The Major’s Daughter
Francis brings to light a little-known part of World War II history – a prisoner-of-war camp in the small town of Stark, New Hampshire. The camp is run by Major John Brennan, and serving as translator is his daughter, Collie. Brennan keeps the camp humane; the men are put to work shoring up the logging industry. Collie, as one of the few women on site, attracts Augustus Wahrlich, a young Austrian prisoner who writes poetry and plays piano. This is no Harlequin novel against the backdrop of war, though. Collie and August’s love is both a blessing and an anxiety. Francis contrasts Collie’s story with the woes of her college friend, Estelle. Estelle, drawn to Mr. Kamal, the Indian owner of the flower shop in her hometown in Ohio, is not brave enough to flout convention and so settles for marriage and motherhood with a more sensible choice.

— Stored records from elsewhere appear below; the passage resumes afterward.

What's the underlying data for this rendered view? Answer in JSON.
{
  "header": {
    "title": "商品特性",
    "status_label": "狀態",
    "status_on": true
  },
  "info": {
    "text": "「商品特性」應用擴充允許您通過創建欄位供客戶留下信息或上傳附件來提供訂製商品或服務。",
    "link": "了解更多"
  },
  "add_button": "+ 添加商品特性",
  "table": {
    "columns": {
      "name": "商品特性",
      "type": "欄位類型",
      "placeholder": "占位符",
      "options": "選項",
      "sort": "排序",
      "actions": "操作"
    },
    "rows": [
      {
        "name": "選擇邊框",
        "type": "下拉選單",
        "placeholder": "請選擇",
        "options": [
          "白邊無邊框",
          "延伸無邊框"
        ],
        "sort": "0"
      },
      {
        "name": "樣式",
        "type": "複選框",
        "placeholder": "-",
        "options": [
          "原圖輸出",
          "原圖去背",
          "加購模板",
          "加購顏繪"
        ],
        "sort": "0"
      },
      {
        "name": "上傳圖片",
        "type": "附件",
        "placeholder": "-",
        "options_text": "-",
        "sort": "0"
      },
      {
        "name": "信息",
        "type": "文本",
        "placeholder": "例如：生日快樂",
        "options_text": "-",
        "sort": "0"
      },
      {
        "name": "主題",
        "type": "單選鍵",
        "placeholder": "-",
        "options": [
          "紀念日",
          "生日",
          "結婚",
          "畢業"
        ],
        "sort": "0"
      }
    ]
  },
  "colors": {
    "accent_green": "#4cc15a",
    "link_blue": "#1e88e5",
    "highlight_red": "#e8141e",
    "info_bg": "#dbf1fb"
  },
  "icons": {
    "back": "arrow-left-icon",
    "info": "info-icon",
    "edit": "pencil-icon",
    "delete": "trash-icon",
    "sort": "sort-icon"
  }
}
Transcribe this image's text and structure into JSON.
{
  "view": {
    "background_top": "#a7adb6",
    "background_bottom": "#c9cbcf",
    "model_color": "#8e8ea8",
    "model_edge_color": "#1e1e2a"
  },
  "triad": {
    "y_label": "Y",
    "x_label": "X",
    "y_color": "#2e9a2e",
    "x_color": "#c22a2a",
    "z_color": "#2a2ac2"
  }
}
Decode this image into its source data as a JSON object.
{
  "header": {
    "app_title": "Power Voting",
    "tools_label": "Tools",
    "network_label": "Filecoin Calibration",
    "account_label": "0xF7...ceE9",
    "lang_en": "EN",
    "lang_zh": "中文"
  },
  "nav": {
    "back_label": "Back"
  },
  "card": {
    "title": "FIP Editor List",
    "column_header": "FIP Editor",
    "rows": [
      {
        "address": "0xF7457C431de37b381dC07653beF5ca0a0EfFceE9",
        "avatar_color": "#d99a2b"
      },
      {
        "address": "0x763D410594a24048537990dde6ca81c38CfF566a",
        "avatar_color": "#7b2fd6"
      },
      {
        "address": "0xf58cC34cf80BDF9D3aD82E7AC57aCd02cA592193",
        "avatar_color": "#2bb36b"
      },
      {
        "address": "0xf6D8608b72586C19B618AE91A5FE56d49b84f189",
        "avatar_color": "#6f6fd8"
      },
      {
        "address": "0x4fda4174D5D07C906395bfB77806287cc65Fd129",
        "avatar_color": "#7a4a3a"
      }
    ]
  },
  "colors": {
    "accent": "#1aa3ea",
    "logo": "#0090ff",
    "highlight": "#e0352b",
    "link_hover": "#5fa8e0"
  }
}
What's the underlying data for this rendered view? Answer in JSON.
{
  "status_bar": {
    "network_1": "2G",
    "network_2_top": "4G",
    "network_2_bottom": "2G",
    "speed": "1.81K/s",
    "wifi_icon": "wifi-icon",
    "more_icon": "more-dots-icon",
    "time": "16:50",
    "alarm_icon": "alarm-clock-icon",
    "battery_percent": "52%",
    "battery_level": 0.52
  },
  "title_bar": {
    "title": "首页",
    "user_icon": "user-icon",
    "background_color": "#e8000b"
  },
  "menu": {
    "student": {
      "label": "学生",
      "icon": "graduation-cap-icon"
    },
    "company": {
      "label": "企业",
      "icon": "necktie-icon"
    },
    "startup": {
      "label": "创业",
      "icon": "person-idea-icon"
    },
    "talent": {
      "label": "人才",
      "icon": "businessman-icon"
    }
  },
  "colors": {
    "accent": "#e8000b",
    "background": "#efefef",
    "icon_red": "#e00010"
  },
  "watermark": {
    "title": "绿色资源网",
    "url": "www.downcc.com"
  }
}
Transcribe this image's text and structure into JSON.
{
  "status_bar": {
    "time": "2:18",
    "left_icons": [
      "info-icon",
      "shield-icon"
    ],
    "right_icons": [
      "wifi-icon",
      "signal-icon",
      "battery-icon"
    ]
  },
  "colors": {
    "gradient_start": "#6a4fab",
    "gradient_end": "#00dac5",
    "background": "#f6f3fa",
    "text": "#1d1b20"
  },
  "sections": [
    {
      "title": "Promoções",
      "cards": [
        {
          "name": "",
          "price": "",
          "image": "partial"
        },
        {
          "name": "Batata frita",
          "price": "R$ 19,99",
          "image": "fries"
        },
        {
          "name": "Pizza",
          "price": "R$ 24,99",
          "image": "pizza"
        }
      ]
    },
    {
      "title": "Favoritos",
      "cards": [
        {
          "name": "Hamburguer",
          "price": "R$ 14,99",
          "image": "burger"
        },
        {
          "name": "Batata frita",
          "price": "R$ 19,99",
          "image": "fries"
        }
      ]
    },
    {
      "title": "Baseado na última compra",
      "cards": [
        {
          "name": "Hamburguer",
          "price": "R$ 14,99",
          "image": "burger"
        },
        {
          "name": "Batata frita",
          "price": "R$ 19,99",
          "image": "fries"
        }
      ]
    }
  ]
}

The nuances of war are explored. August and other soldiers who aren’t Nazis suffer midnight beatings from the more vicious Nazis. When the town’s only doctor is unavailable, Collie takes a doctor POW out of camp to try to save her young friend from deadly influenza. Other prisoners are aware of August and Collie’s feelings for each other, but no one exposes them. Her father disapproves but doesn’t punish her. No punishment could be greater than the inevitable tragic end to their story. I hesitate to write that but feel that it’s not a spoiler, that an unhappy end is telegraphed simply by the description “a love story between an American woman and a German POW.” I slowed the pace of my reading to forestall the end, but it had to come, and Francis is too good a writer not to deserve the courtesy of seeing it through.